L’argile est extraite dans les lits des wadis puis elle est coupée en touffes écrasées purifiées et humides avant d’être moulée et façonnée. Une fois cuite, la poterie est décorée de motifs géométriques bicolores qui rappellent les tatouages traditionnels et les textures berbères.

Toutes les étapes de production sont réalisées par des femmes qui vendent également leur poterie dans le village et en bordure des rues voisines.

Donner matière à penser, dans une note d’espoir muséale

Dans ce petit village rural qui cache dans ses replis l’épopée d’une vie, le professeur a relevé à l’agence TAP qu’il est venu apporter à ces gens une note d’espoir muséale, en essayant de faire entrer en contact chaque femme, chaque oeuvre, chaque passion, chaque fait dans un immense puzzle de la diversité et de la richesse patrimoniale de Sejnane.

L’ambition n’est-elle pas d’apporter à ces femmes déjà à l’oeuvre et qui souhaitent aller plus loin, des opportunités concrètes pour améliorer leur approche de vie rurale?
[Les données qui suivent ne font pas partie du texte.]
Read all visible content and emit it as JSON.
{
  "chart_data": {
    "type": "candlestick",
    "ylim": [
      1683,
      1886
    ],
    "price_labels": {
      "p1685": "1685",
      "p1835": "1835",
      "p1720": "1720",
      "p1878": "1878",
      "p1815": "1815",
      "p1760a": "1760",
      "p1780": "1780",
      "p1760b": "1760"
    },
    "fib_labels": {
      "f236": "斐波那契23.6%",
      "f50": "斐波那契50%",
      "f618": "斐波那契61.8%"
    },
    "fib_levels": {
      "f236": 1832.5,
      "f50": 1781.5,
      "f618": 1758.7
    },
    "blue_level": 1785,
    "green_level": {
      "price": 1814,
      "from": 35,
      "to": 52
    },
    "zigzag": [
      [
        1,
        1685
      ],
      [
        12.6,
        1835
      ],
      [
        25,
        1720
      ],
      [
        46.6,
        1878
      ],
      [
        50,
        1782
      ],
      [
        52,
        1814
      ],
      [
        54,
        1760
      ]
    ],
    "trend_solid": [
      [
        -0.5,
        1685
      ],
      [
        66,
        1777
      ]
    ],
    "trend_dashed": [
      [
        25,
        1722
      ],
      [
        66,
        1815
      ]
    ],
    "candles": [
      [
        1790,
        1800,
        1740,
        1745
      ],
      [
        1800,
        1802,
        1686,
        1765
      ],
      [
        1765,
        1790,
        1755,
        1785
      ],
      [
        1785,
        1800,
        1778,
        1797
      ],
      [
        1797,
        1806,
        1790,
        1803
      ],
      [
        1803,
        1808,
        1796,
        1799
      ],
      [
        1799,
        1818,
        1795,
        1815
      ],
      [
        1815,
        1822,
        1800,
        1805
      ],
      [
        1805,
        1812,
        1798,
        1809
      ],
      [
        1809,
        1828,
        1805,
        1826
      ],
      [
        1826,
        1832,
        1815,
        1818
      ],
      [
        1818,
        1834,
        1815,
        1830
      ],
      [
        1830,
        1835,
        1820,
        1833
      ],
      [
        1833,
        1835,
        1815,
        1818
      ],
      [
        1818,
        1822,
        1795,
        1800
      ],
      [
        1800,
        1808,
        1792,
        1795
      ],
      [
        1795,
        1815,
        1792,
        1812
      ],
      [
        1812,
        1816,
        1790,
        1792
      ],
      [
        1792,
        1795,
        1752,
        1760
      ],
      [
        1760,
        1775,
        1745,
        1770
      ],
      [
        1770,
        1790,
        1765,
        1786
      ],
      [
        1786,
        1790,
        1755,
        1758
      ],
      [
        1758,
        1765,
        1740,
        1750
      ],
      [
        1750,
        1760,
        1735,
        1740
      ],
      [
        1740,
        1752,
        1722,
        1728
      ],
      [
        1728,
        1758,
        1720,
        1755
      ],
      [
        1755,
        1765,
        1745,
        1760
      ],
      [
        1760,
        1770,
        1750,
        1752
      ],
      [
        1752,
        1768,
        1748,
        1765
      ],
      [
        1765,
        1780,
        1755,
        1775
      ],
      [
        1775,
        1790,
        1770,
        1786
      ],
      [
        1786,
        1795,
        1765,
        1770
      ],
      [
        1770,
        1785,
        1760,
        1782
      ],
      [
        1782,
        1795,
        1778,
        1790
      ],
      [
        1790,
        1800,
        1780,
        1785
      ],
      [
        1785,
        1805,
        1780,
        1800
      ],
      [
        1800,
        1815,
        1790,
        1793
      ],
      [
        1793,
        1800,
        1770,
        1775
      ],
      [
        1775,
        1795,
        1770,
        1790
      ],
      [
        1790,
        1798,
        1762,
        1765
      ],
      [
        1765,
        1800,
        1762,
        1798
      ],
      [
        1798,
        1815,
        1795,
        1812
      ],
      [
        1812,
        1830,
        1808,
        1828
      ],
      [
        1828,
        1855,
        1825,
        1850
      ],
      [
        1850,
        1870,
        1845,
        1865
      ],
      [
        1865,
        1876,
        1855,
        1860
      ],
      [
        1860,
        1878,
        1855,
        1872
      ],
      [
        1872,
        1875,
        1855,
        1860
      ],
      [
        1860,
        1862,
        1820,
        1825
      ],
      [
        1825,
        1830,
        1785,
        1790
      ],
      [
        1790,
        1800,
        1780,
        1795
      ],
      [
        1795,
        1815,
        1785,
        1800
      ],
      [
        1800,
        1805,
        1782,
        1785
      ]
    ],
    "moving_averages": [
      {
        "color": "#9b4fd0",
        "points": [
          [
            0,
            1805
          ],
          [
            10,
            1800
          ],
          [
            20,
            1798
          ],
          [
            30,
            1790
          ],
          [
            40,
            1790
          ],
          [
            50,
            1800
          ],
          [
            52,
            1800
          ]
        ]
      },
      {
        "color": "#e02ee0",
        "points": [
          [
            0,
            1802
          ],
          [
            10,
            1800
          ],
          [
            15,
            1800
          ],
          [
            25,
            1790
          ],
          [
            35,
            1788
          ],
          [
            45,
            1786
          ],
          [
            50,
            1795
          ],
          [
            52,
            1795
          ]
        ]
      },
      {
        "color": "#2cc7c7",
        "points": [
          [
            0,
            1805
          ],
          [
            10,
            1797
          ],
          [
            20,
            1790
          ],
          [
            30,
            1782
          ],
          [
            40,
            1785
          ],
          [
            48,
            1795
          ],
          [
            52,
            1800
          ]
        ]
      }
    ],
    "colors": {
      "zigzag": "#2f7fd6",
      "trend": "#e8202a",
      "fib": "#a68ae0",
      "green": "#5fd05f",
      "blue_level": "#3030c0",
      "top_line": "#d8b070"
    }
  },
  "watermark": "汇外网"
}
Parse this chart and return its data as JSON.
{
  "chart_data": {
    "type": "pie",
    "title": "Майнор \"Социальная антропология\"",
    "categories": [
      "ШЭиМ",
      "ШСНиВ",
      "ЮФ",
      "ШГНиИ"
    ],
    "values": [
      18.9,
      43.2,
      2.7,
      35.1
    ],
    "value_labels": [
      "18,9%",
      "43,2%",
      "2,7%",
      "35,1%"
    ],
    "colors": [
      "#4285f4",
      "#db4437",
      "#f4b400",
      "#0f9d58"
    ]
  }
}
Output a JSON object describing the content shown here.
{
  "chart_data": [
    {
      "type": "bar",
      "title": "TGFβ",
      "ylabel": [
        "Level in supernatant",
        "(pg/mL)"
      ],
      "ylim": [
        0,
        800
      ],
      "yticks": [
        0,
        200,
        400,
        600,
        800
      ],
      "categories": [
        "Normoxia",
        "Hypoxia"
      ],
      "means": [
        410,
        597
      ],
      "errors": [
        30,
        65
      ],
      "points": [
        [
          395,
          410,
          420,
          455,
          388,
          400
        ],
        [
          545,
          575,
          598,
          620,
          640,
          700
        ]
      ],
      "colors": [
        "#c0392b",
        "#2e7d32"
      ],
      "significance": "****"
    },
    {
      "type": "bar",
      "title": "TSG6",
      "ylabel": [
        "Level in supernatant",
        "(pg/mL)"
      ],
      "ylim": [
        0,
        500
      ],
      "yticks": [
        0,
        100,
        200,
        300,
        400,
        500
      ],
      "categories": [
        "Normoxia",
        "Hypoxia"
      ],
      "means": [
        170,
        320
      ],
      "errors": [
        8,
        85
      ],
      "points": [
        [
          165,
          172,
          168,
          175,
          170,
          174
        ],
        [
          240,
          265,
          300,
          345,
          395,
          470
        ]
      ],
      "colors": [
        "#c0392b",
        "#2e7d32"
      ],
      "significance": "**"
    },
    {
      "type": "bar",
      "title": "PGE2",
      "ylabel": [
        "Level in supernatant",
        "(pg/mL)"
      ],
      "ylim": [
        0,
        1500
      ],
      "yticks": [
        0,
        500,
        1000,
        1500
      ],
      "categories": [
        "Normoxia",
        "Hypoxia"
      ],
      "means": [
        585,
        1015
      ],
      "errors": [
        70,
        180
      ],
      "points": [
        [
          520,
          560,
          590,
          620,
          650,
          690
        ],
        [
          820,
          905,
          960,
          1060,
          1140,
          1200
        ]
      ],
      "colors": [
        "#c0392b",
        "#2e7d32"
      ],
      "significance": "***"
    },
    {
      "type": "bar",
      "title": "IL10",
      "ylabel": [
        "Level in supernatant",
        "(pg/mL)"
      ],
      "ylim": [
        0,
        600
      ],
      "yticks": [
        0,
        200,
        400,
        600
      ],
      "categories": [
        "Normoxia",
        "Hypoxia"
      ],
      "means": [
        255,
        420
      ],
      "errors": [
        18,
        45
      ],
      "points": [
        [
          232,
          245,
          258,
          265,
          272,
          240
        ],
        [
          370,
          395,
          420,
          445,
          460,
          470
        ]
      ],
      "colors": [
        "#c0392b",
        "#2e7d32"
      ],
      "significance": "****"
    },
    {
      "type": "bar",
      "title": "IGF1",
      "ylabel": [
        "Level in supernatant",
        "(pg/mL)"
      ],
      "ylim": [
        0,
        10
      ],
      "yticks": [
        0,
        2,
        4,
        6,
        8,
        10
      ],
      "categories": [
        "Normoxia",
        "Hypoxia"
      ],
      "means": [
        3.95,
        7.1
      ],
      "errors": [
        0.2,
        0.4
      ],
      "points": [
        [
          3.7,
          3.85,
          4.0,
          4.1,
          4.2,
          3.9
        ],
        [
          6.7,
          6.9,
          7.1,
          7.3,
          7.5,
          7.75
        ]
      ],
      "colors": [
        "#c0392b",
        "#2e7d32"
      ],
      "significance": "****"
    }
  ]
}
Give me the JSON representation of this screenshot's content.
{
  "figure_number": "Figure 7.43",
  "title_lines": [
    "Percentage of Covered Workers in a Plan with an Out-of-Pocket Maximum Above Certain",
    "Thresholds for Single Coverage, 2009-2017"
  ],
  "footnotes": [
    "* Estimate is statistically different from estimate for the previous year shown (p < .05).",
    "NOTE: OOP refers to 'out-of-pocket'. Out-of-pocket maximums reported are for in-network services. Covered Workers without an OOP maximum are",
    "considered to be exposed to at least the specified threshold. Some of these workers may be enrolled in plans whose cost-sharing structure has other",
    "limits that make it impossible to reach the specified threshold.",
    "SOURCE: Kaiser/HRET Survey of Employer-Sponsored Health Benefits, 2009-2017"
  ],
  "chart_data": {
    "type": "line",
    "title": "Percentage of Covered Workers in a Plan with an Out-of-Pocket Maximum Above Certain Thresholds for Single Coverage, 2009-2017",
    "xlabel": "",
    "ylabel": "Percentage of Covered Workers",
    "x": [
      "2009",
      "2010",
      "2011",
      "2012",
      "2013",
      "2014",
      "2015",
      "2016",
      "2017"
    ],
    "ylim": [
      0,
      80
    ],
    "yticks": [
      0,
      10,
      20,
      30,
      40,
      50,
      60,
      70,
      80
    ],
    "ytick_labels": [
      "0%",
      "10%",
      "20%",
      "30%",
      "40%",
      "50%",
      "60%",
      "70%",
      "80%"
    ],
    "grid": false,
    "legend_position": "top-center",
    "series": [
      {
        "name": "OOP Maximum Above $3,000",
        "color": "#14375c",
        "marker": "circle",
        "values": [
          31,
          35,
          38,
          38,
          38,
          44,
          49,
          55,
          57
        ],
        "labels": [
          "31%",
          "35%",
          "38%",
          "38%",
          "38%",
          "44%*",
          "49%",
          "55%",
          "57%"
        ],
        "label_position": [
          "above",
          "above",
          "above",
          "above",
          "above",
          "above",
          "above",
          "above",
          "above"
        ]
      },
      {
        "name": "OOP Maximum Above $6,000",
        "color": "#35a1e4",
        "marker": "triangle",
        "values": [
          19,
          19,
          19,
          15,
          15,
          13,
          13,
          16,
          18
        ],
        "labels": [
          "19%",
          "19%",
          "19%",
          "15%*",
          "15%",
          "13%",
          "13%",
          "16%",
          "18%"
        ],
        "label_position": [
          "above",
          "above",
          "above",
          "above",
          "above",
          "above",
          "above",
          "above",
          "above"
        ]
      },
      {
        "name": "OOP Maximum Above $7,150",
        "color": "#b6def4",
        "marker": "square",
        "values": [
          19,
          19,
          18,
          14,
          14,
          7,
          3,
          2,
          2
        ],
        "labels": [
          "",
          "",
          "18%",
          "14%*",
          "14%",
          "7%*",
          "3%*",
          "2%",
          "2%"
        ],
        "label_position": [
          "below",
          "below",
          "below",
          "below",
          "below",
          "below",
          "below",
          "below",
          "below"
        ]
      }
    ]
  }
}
Livrant à chaud ses impressions, le professeur Capasso a tenu à préciser que “cette première visite à Sejnane ne sera certainement pas la dernière” promet-il.

Décontracté et impressionné par le haut degré de raffinement accompli dans les œuvres de ces femmes artisanes, il a affirmé que “le Musée des émotions de Naples va apporter toute son aide pour donner un coup de pouce à ce travail admirable”.

En effet, le Mamt va entreprendre les démarches nécessaires pour accueillir en 2020 un espace permanent à la poterie de Sejnane avec des vidéos émotionnelles qui montreront de visu les principales étapes de la transformation et l’histoire de cet artisanat ancien.

Ce nouvel espace, a-t-il mentionné viendra enrichir le coin réservé à la Tunisie qui occupe une place extraordinaire dans le rez de chaussée qui se trouve sur la cour de Naples dans la Piazza Municipio à coté du port, de la mairie et du Palais Royal.

Considéré comme étant un outil pédagogique extraordinaire pour les jeunes provenant de tout le monde et gardien de la mémoire des peuples de la Méditerranée, le Musée a été déclaré “patrimoine mondial de l’Humanité” .

Avec ses dix mille visiteurs en deux ans et avec la particularité des vidéos et des collections, le Musée de la Paix – MAMT pour lequel a été lancé depuis Tunis un appel urgent pour sa préservation, a été classé parmi les 10 musées de la ville de Naples à visiter.

La visite complète dudit Musée, patrimoine émotif de l’Humanité et unique en son genre (28.000 contributions audio, plus de 5.000 vidéos, 8.000 livres, artefacts et objets rares) nécessite environ 5.000 heures dans la configuration actuelle.

Les visiteurs qui passent quelques heures doivent être guidés par l’émotion, pensant pouvoir retourner dans cette “Maison” qui accueille tout le monde avec amour: beaucoup l’ont fait jusqu’à ce jour en exprimant leur appréciation et leur gratitude pour cette expérience émotionnelle.